Oct 3, 2005, Vol. 11, No. 03 • By CHRISTOPHER CALDWELL
She had plenty to be joyless about. True, Gerhard Schröder's ruling coalition of Social Democrats and Greens had been voted out after seven years in power. True, with 35 percent, Merkel's Christian Democratic Union (including its Bavarian wing, the Christian Social Union) was Germany's largest party. It thus had the first claim to try to form a government. But the CDU had lost dozens of seats. It had been less soundly repudiated than the SPD, but only by a hair's breadth. For the first time since World War II, both big parties were under 40 percent--and they were way under 40 percent. That Merkel would lead the new government was by no means clear. As the evening wore on, Schröder had the effrontery to suggest that he lead it himself.
Only weeks before, Merkel had enjoyed a double-digit lead in the polls and had been cast as the Margaret Thatcher of her generation. Now she had blown an unblowable election. As we go to press, the German parties are deadlocked and unable to form a government, with no consensus on whether to proceed on a course of state reform or to stop it. And an unstable Germany is a crisis not just for a country but a continent.
Between Slovakia and Egypt
WHAT MADE THE ELECTION look like a safe win for the CDU opposition was the steadily worsening quality of life for median Germans. The main problem was that 11 percent of them (19 percent in Berlin) had no jobs. In February, unemployment rose to over 5 million people. That was a record high, but the jobless rate has been in or near double digits since the mid-1990s. Starting with Thatcher's Britain, almost all European countries have fought unemployment through deep and sometimes painful reforms. A quarter-century later, Germany--along with France and Italy--is still holding out.
But Germany has also spent 1.4 trillion euros to rebuild the former East Germany. As the state goes broke, its reputation for high-quality social services wanes. The country had its Sputnik moment in 2003, when the Program for International Student Assessment (PISA) ranked the German education system near rock-bottom of 32 developed countries surveyed. To add to the problem, Germans are having children at half the rate they were when the socialist state was built up in the 1950s and 1960s. Since pensions and health care, the most expensive parts of the social system, are pay-as-you-go, battles over the role of the state increasingly pit the old against the young.

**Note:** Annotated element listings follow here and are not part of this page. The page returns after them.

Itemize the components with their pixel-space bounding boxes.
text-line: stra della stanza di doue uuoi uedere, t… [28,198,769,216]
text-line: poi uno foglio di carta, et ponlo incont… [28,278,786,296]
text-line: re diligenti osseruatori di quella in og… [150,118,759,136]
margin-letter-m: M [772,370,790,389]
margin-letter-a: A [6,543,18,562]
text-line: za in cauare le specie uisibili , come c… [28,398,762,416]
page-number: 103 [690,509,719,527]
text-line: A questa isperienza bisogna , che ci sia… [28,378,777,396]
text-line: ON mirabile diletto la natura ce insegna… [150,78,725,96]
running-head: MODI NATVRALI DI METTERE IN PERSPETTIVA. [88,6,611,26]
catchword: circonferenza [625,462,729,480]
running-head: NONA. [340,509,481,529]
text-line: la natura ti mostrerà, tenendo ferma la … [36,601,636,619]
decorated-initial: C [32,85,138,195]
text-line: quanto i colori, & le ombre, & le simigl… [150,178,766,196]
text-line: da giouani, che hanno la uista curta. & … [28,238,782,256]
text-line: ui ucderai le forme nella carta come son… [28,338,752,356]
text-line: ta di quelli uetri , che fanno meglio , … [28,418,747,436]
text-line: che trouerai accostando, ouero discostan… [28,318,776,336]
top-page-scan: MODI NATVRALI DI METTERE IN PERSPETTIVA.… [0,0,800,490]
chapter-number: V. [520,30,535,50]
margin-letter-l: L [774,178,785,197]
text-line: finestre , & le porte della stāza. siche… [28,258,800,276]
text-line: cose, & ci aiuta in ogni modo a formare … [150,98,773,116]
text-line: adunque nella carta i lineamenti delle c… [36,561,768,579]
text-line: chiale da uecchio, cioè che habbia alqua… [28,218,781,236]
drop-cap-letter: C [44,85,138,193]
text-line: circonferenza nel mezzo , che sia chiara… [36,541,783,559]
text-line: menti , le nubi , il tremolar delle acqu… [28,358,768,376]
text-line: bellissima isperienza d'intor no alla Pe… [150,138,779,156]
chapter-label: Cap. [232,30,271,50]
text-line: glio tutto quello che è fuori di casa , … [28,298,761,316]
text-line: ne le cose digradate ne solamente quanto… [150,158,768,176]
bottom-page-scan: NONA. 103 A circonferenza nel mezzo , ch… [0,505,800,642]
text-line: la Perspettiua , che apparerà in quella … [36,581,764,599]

Schröder is a campaigning genius. His poll numbers have been at historic lows for most of his seven years in power, except for a few weeks of campaigning in 2002, when he engineered a frenzy of outrage over the impending Iraq war, and won reelection by the narrowest of margins. Non-geniuses in his party have fared less well. After 2002, the SPD lost an unbroken string of state elections. That left 11 of the 16 German states under Christian Democrat-led governments, which can block Schröder's programs in the Bundesrat, the upper house. The breaking point came in May, when the Social Democrats were roundly defeated in North Rhine-Westphalia, the gigantic state around Cologne. If you could double the weight of California in American politics, you would get an idea of North Rhine-Westphalia's importance in Germany's. If you could double the average margin of victory for Democrats in California, you would get an idea of its solidity as an SPD stronghold. After the loss, Schröder asked his own party to pass a vote of no confidence against him, so he could call early elections. At this point, Merkel was outpolling him on all issues except two: foreign policy, which is German for Iraq, and "social justice," which is German for welfare.